Methods: We analyzed 7,800 CEAs from 2013 to 2023 using the Tufts Medical Center CEA registry. The inclusion of societal costs in CEAs was evaluated across study characteristics. Associations between study characteristics and the inclusion of societal costs were analyzed using multivariate logistic regression. For studies reporting health care and societal perspectives, we assessed the impact of including societal costs on incremental costs and ICERs.
Results: From 2013 to 2023, CEAs including societal costs increased from 19% to 28%. Productivity was the most frequently reported component (12%), followed by transportation (8%), caregiver time (6%), patient time (5%), and consumption costs (1%). Compared with US-based analyses, studies from Scandinavian countries (adjusted odds ratio [OR]: 3.6) and the Netherlands (5.6) had higher odds of including societal costs, whereas studies from Canada (0.7), Australia (0.6), and the United Kingdom (0.4) had lower odds. Studies on mental health disorders (6.2) and immunization (4.1) had the highest odds of including societal costs. Compared with CEAs focused on adults, CEAs targeting pediatric populations had higher odds (OR: 1.6), while those targeting the elderly had lower odds (OR: 0.7). Upon inclusion of societal costs, incremental costs decreased in 72% and increased in 28% of studies; the ICER decreased in 74% and increased in 26% of studies.
Conclusion: Despite the increase in recent years, societal costs are infrequently included in CEAs, with substantial variation by country, disease, and population. Including societal costs can meaningfully improve value assessments and should be guided by relevance, evidence, and decision context.
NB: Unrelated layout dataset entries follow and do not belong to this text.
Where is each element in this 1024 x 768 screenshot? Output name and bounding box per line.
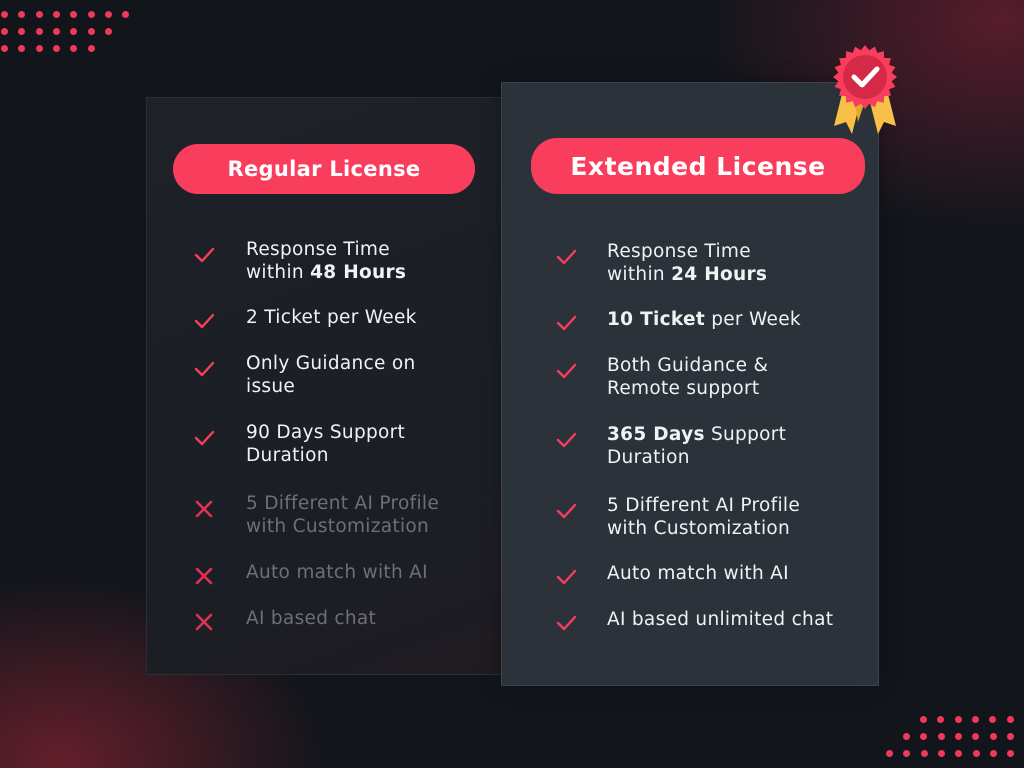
check-icon: [555, 566, 577, 588]
decorative-dot: [52, 45, 60, 52]
cross-icon: [193, 565, 215, 587]
decorative-dot: [35, 28, 43, 35]
feature-text: 2 Ticket per Week: [246, 307, 417, 328]
award-ribbon-check-icon: [833, 45, 897, 134]
decorative-dot: [971, 716, 979, 723]
feature-text: AI based unlimited chat: [607, 609, 834, 630]
check-icon: [555, 246, 577, 268]
decorative-dot: [954, 716, 962, 723]
decorative-dot: [937, 750, 945, 757]
check-icon: [555, 429, 577, 451]
check-icon: [193, 427, 215, 449]
feature-text: Only Guidance on issue: [246, 353, 416, 397]
feature-text: 5 Different AI Profile with Customization: [246, 493, 439, 537]
decorative-dot: [972, 750, 980, 757]
check-icon: [555, 312, 577, 334]
decorative-dot: [35, 45, 43, 52]
feature-text: 10 Ticket per Week: [607, 309, 801, 330]
decorative-dot: [954, 733, 962, 740]
feature-text: 5 Different AI Profile with Customization: [607, 495, 800, 539]
decorative-dot: [1, 45, 8, 52]
decorative-dot: [920, 750, 928, 757]
feature-text: Response Time within 48 Hours: [246, 239, 407, 283]
decorative-dot: [989, 750, 997, 757]
decorative-dot: [989, 733, 997, 740]
decorative-dot: [52, 28, 60, 35]
decorative-dot: [87, 28, 95, 35]
decorative-dot: [937, 733, 945, 740]
feature-text: 90 Days Support Duration: [246, 422, 406, 466]
decorative-dot: [87, 45, 95, 52]
extended-license-card: Extended License Response Time within 24 …: [501, 82, 879, 686]
decorative-dot: [52, 11, 60, 18]
decorative-dot: [903, 733, 910, 740]
decorative-dot: [104, 28, 112, 35]
decorative-dot: [1, 28, 8, 35]
feature-text: Response Time within 24 Hours: [607, 241, 768, 285]
check-icon: [193, 310, 215, 332]
feature-text: Auto match with AI: [607, 563, 789, 584]
decorative-dot: [104, 11, 112, 18]
decorative-dot: [920, 716, 927, 723]
check-icon: [555, 500, 577, 522]
regular-license-card: Regular License Response Time within 48 H…: [146, 97, 502, 675]
regular-license-title: Regular License: [173, 144, 475, 194]
feature-text: AI based chat: [246, 608, 377, 629]
extended-license-title: Extended License: [531, 138, 865, 194]
decorative-dot: [1006, 733, 1014, 740]
cross-icon: [193, 611, 215, 633]
check-icon: [555, 360, 577, 382]
decorative-dot: [886, 750, 893, 757]
decorative-dot: [35, 11, 43, 18]
cross-icon: [193, 498, 215, 520]
decorative-dot: [87, 11, 95, 18]
check-icon: [193, 358, 215, 380]
decorative-dot: [1, 11, 8, 18]
decorative-dot: [1006, 716, 1014, 723]
check-icon: [555, 612, 577, 634]
feature-text: 365 Days Support Duration: [607, 424, 787, 468]
check-icon: [193, 244, 215, 266]
feature-text: Auto match with AI: [246, 562, 428, 583]
feature-text: Both Guidance & Remote support: [607, 355, 769, 399]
Highlights: Building on prior work by Kim et al. (2020), which analyzed approximately 6,900 cost-effectiveness analyses (CEAs), this study examined a larger and more recent sample of 7,800 CEAs from 2013 to 2023. In addition to updating the evidence base, we conducted new analyses to assess trends, associated factors, and the effect of including societal costs on incremental cost-effectiveness ratios (ICERs), thus providing insights that were not explored in prior work and addressing a key evidence gap in health economics. The inclusion of societal costs in CEAs rose modestly from 19% to 28% from 2013 to 2023, with substantial variation across countries, diseases, and intervention types. In some cases, the inclusion of societal costs affected incremental costs and ICERs enough to cross commonly used cost-effectiveness thresholds. The inclusion of societal costs can help improve value assessments in health care interventions, but it should be guided by relevance, available evidence, and the potential to influence decision making. Identifying when and where societal costs meaningfully affect outcomes can support more consistent and appropriate use.